We saw immediate results. Nick never had one of his infamous vomiting episodes again, and he even began to gain weight. He started to have the energy to play, and he finally took his first toddling steps within a couple of weeks at 18 months old.

In time, light and life returned to his eyes. Nick’s physical health drastically improved with this supplementary nutrition. In the process, my wife and I, through research and personal experience, strengthened our own understanding of health and nutrition.

Most significant, perhaps, was our conclusion that nutrition for health is not one-size-fits-all.

The World Health Organization defines health thus: "A state of complete physical, mental and social well-being and not merely the absence of disease or infirmity.”

Health is very broad. I do not need to supplement my diet in the same way that my son did. I can eat foods that he is allergic to, and therefore experience health when he would react adversely.

Many purport perfect health by completing this protocol or closely following that diet plan, etc. Each of these experts and their explanations may have some truth within their philosophy, and there are clearly some guiding principles that most could agree on, but there is no one nutritional protocol that is absolutely correct for everybody’s most complete experience of health.
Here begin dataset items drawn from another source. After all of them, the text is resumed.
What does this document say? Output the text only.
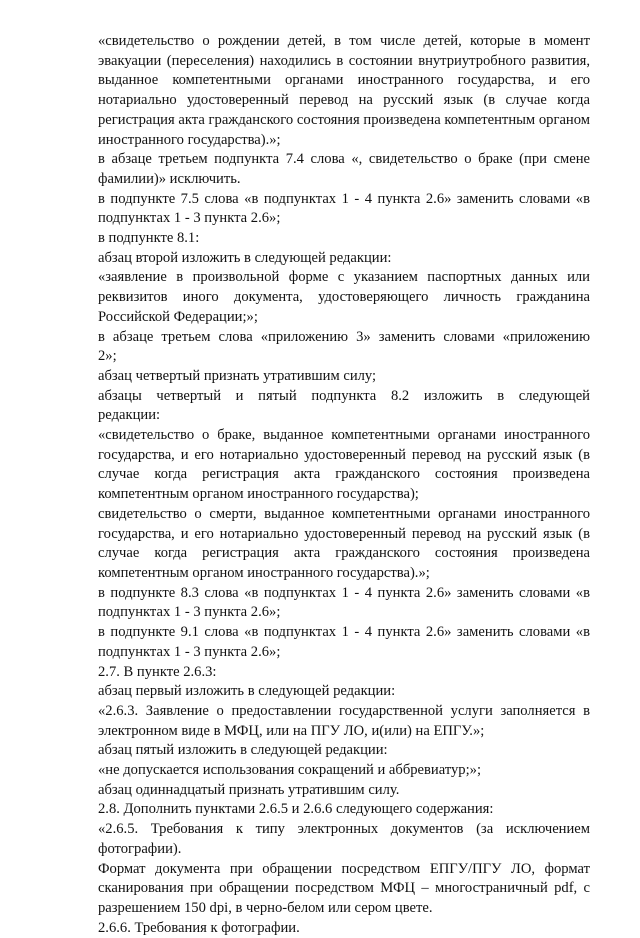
«свидетельство о рождении детей, в том числе детей, которые в момент
эвакуации (переселения) находились в состоянии внутриутробного развития,
выданное компетентными органами иностранного государства, и его
нотариально удостоверенный перевод на русский язык (в случае когда
регистрация акта гражданского состояния произведена компетентным органом
иностранного государства).»;
в абзаце третьем подпункта 7.4 слова «, свидетельство о браке (при смене
фамилии)» исключить.
в подпункте 7.5 слова «в подпунктах 1 - 4 пункта 2.6» заменить словами «в
подпунктах 1 - 3 пункта 2.6»;
в подпункте 8.1:
абзац второй изложить в следующей редакции:
«заявление в произвольной форме с указанием паспортных данных или
реквизитов иного документа, удостоверяющего личность гражданина
Российской Федерации;»;
в абзаце третьем слова «приложению 3» заменить словами «приложению
2»;
абзац четвертый признать утратившим силу;
абзацы четвертый и пятый подпункта 8.2 изложить в следующей
редакции:
«свидетельство о браке, выданное компетентными органами иностранного
государства, и его нотариально удостоверенный перевод на русский язык (в
случае когда регистрация акта гражданского состояния произведена
компетентным органом иностранного государства);
свидетельство о смерти, выданное компетентными органами иностранного
государства, и его нотариально удостоверенный перевод на русский язык (в
случае когда регистрация акта гражданского состояния произведена
компетентным органом иностранного государства).»;
в подпункте 8.3 слова «в подпунктах 1 - 4 пункта 2.6» заменить словами «в
подпунктах 1 - 3 пункта 2.6»;
в подпункте 9.1 слова «в подпунктах 1 - 4 пункта 2.6» заменить словами «в
подпунктах 1 - 3 пункта 2.6»;
2.7. В пункте 2.6.3:
абзац первый изложить в следующей редакции:
«2.6.3. Заявление о предоставлении государственной услуги заполняется в
электронном виде в МФЦ, или на ПГУ ЛО, и(или) на ЕПГУ.»;
абзац пятый изложить в следующей редакции:
«не допускается использования сокращений и аббревиатур;»;
абзац одиннадцатый признать утратившим силу.
2.8. Дополнить пунктами 2.6.5 и 2.6.6 следующего содержания:
«2.6.5. Требования к типу электронных документов (за исключением
фотографии).
Формат документа при обращении посредством ЕПГУ/ПГУ ЛО, формат
сканирования при обращении посредством МФЦ – многостраничный pdf, с
разрешением 150 dpi, в черно-белом или сером цвете.
2.6.6. Требования к фотографии.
The physical health of each individual is as unique as each body.

Personal nutritional truths need to be understood individually, rather than photocopied for all. A person can benefit from examining many “one size fits all” diet plans. Each diet plan has good parts to incorporate into our own lives and other parts that would not benefit us as much as others.

As an extreme and specific example, Nick truly would not survive long on a diet made by and for someone else. We had to make a diet individual for him, and as he grows older, we continually teach him to think for his own body and find the parts best for him.

He is an example at almost seven years old of an individual finding health through personalized nutrition and dietary supplementation.

We know we're accessing Nick's personal health potential because of that healthy glow in his cheeks and the light in his eyes.